Limeade Pie

This quick and easy dessert is perfect for a summer evening. Put it together before cooking  dinner and throw it in the refrigerator or freezer. It'll be ready to serve when your done eating.  It only has 3 ingredients plus a premade graham cracker crust , and you can make variations of it by changing the limeade to pink lemonade pie, or even raspberry lemonade pie.

Printable Recipe
Limeade Pie

1 pre-made graham cracker crust
1 (6 oz.) container of frozen limeade thawed (I could only find the 12 oz. cans so used half now and refroze the other half for another time)
1 (12 oz.) can sweetened condensed milk
1 (8 oz.) tub whipped cream thawed.
optional: few drops of green food coloring

In mixing bowl mix sweetened condensed milk and 6 oz. (3/4 cup) limeade concentrate. blend well. gently fold in tub of whipped topping.
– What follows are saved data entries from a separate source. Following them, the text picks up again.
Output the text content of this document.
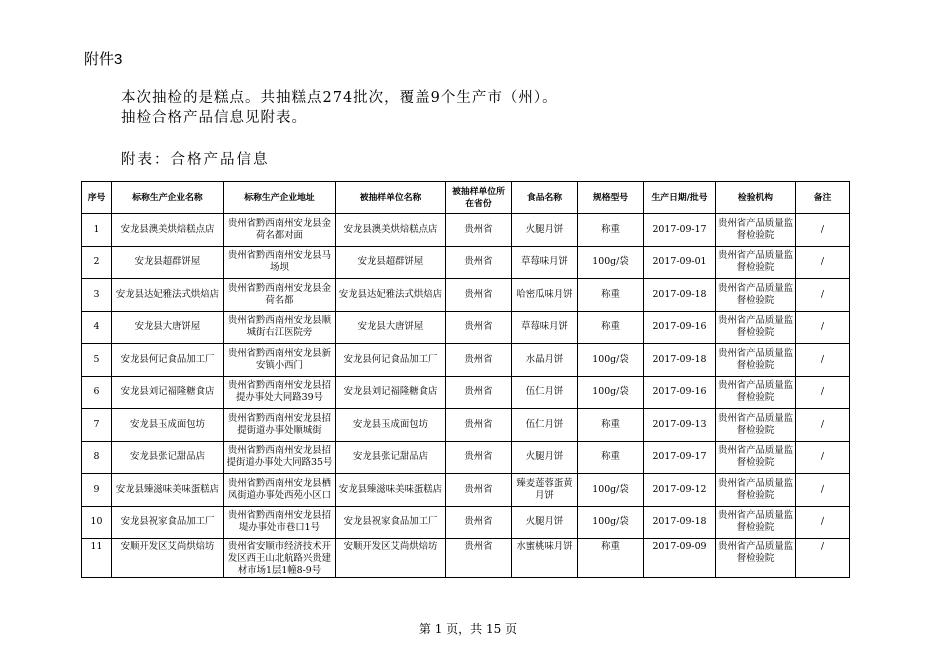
附件3
本次抽检的是糕点。共抽糕点274批次，覆盖9个生产市（州）。
抽检合格产品信息见附表。
附表：合格产品信息
序号	标称生产企业名称	标称生产企业地址	被抽样单位名称	被抽样单位所在省份	食品名称	规格型号	生产日期/批号	检验机构	备注
1	安龙县澳美烘焙糕点店	贵州省黔西南州安龙县金荷名都对面	安龙县澳美烘焙糕点店	贵州省	火腿月饼	称重	2017-09-17	贵州省产品质量监督检验院	/
2	安龙县超群饼屋	贵州省黔西南州安龙县马场坝	安龙县超群饼屋	贵州省	草莓味月饼	100g/袋	2017-09-01	贵州省产品质量监督检验院	/
3	安龙县达妃雅法式烘焙店	贵州省黔西南州安龙县金荷名都	安龙县达妃雅法式烘焙店	贵州省	哈密瓜味月饼	称重	2017-09-18	贵州省产品质量监督检验院	/
4	安龙县大唐饼屋	贵州省黔西南州安龙县顺城街右江医院旁	安龙县大唐饼屋	贵州省	草莓味月饼	称重	2017-09-16	贵州省产品质量监督检验院	/
5	安龙县何记食品加工厂	贵州省黔西南州安龙县新安镇小西门	安龙县何记食品加工厂	贵州省	水晶月饼	100g/袋	2017-09-18	贵州省产品质量监督检验院	/
6	安龙县刘记福隆糖食店	贵州省黔西南州安龙县招提办事处大同路39号	安龙县刘记福隆糖食店	贵州省	伍仁月饼	100g/袋	2017-09-16	贵州省产品质量监督检验院	/
7	安龙县玉成面包坊	贵州省黔西南州安龙县招提街道办事处顺城街	安龙县玉成面包坊	贵州省	伍仁月饼	称重	2017-09-13	贵州省产品质量监督检验院	/
8	安龙县张记甜品店	贵州省黔西南州安龙县招提街道办事处大同路35号	安龙县张记甜品店	贵州省	火腿月饼	称重	2017-09-17	贵州省产品质量监督检验院	/
9	安龙县臻滋味美味蛋糕店	贵州省黔西南州安龙县栖凤街道办事处西苑小区口	安龙县臻滋味美味蛋糕店	贵州省	臻麦莲蓉蛋黄月饼	100g/袋	2017-09-12	贵州省产品质量监督检验院	/
10	安龙县祝家食品加工厂	贵州省黔西南州安龙县招堤办事处市巷口1号	安龙县祝家食品加工厂	贵州省	火腿月饼	100g/袋	2017-09-18	贵州省产品质量监督检验院	/
11	安顺开发区艾尚烘焙坊	贵州省安顺市经济技术开发区西王山北航路兴贵建材市场1层1幢8-9号	安顺开发区艾尚烘焙坊	贵州省	水蜜桃味月饼	称重	2017-09-09	贵州省产品质量监督检验院	/
第 1 页，共 15 页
To make pie a light green color add a few drops of green food coloring and gently mix.  Pour into graham cracker crust and refridgerate 2-3 hours, or freezer for 1 hour.

Jan's tips: 
1) To make a cherry limeade pie, dice up about 10 marachino cherries and gently fold into pie mix before pouring into crust. Also can add in 2 tablespoons of the juice from the cherries, but decrease the limeade concentrate by at least the same amount.

2) Want to make two (2) pies out of one recipe?  Buy one extra tub of whipped cream and divide the pie filling between two crusts. Then gently spread half the extra whipped topping on each filled pie crust before freezing.  

3) You can make pink lemonade pie or any flavor lemonade concentrate you find at the store. It's all super yummy!